Simple JSZip - Create Zip File From Existing Images

Jake picture Jake · Jul 25, 2014 · Viewed 8k times · Source

I'm having a hard time finding easy documentation for JSZip that doesn't involve Base64 or NodeJS. Basically, I have a directory, in which is test.html and a folder called "images". Inside that folder is a bunch of images. I would like to make a zip file out of that folder.

Can anyone help me with some very simple "hello world" type code for this? The documentation on http://stuk.github.io/jszip/ includes things like adding an image from Base64 data or adding a text file that you create in JavaScript. I want to create a .zip file from existing files.

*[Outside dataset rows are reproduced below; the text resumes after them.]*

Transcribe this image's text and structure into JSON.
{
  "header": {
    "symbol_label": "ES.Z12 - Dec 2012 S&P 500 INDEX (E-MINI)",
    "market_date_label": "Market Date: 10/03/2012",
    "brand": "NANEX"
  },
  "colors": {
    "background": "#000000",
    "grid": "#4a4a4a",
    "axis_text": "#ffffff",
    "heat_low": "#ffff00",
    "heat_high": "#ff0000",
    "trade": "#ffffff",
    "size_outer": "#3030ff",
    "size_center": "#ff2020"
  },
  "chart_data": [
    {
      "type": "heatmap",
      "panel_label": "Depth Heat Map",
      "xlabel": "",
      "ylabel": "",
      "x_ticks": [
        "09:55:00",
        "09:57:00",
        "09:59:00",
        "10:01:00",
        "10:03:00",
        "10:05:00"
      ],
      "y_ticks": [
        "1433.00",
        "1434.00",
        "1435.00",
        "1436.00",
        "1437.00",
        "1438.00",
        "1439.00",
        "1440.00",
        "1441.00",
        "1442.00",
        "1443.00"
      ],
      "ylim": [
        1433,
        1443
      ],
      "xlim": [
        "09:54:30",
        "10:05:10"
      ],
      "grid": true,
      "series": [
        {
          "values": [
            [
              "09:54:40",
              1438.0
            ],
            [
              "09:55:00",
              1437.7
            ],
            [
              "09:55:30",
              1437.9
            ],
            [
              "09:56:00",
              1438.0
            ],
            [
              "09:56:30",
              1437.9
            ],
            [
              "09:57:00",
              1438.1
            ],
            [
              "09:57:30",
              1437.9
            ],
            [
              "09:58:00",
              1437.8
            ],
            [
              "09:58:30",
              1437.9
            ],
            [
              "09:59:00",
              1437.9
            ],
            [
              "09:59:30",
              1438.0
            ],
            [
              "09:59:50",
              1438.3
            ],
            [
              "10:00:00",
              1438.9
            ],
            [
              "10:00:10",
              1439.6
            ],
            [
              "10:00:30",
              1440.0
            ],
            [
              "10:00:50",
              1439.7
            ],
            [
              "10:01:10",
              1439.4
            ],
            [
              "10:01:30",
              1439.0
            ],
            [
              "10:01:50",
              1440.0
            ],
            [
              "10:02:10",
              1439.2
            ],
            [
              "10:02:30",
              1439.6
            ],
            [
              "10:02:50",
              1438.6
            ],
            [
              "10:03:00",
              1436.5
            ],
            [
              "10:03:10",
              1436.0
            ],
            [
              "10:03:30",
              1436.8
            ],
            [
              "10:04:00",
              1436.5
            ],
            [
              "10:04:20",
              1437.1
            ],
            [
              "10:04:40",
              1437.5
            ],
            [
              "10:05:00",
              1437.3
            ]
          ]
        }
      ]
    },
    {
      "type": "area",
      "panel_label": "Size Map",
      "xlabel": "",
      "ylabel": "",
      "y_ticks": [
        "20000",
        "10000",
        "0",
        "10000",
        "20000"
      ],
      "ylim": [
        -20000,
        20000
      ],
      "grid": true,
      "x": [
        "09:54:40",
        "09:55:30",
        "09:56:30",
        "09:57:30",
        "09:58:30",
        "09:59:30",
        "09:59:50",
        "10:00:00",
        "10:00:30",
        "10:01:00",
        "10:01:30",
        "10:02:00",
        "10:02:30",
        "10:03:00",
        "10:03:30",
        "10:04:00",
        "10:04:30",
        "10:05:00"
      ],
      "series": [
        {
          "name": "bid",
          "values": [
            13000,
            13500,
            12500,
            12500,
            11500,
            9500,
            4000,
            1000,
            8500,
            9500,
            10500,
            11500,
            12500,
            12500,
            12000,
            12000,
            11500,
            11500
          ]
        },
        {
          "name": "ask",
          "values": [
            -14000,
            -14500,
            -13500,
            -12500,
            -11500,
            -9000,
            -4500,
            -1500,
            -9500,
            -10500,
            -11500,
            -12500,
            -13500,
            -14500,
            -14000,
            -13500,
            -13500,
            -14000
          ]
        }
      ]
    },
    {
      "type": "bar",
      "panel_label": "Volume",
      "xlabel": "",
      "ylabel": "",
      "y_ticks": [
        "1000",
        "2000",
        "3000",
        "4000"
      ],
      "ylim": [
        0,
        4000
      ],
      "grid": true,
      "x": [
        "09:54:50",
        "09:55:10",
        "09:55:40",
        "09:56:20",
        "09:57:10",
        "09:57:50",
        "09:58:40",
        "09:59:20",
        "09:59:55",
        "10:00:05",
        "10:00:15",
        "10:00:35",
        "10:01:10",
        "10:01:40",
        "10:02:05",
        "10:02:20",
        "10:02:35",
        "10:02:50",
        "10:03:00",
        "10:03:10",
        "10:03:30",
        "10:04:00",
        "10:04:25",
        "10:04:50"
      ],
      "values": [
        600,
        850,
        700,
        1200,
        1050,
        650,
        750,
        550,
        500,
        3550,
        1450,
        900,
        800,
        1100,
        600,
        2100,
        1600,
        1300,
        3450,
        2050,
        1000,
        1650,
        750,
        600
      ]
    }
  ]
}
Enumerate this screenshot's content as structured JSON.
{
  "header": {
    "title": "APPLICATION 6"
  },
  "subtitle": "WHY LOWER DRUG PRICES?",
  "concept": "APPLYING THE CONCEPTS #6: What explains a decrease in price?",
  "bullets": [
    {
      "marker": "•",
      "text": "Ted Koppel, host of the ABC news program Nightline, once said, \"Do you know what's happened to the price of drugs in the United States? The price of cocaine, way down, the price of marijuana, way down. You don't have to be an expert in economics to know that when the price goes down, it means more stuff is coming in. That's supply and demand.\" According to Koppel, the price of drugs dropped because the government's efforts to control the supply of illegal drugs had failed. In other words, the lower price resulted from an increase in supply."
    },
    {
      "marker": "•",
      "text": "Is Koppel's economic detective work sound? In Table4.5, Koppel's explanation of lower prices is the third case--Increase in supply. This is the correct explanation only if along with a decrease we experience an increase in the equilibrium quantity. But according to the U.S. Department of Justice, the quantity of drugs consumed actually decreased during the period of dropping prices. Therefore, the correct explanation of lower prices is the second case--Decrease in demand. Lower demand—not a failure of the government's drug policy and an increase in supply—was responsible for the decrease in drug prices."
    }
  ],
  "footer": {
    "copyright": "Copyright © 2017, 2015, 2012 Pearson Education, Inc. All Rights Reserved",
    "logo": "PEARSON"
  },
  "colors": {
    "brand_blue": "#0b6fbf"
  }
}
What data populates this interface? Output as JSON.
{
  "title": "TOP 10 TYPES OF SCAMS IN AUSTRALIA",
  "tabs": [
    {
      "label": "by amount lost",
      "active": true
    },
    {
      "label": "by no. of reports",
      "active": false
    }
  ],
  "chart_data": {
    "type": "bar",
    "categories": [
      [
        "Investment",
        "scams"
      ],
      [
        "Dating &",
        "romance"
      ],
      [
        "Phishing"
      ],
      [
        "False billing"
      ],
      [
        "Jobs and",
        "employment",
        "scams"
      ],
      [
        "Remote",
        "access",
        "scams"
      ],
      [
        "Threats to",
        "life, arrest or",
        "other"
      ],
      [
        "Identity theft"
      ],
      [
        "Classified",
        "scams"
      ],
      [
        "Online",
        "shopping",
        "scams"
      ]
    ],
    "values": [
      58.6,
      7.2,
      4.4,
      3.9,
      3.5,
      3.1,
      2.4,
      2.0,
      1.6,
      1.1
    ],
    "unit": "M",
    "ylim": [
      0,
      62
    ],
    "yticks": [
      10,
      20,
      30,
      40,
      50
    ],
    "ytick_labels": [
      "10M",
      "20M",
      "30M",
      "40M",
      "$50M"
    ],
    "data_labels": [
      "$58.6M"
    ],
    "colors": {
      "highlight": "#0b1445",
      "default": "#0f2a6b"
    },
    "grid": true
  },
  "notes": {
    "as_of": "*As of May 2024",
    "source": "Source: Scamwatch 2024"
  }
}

Perhaps the only support for adding images to .zip files with JSZip involves adding them via Base64 data? I don't see that anywhere in the documentation, nor an image-url-to-base64 function, though I did find one elsewhere on StackOverflow.

Any advice?

Answer

David Duponchel picture David Duponchel · Jul 27, 2014

In a browser you can use an ajax request and use the responseType attribute to get an arraybuffer (if you need IE 9 support, you can use jszip-utils for example) :

var xhr = new XMLHttpRequest();
xhr.open('GET', "images/img1.png", true);
xhr.responseType = "arraybuffer";
xhr.onreadystatechange = function(evt) {
    if (xhr.readyState === 4) {
        if (xhr.status === 200) {
            var zip = new JSZip();
            zip.file("images/img1.png", xhr.response);
        }
    }
};
xhr.send();

This example is limited because it handles only one file and manually creates the xhr object (I didn't use any library because you didn't mention any) but should show you how to do it.

You can find a more complete example in the JSZip documentation : it uses jQuery promises and jszip-utils to download a list of files and trigger a download after that.

If you use a library to handle the ajax request, be sure to check if you can ask for an arraybuffer. The default is to treat the response as text and that will corrupt your images. jQuery for example should support it soon.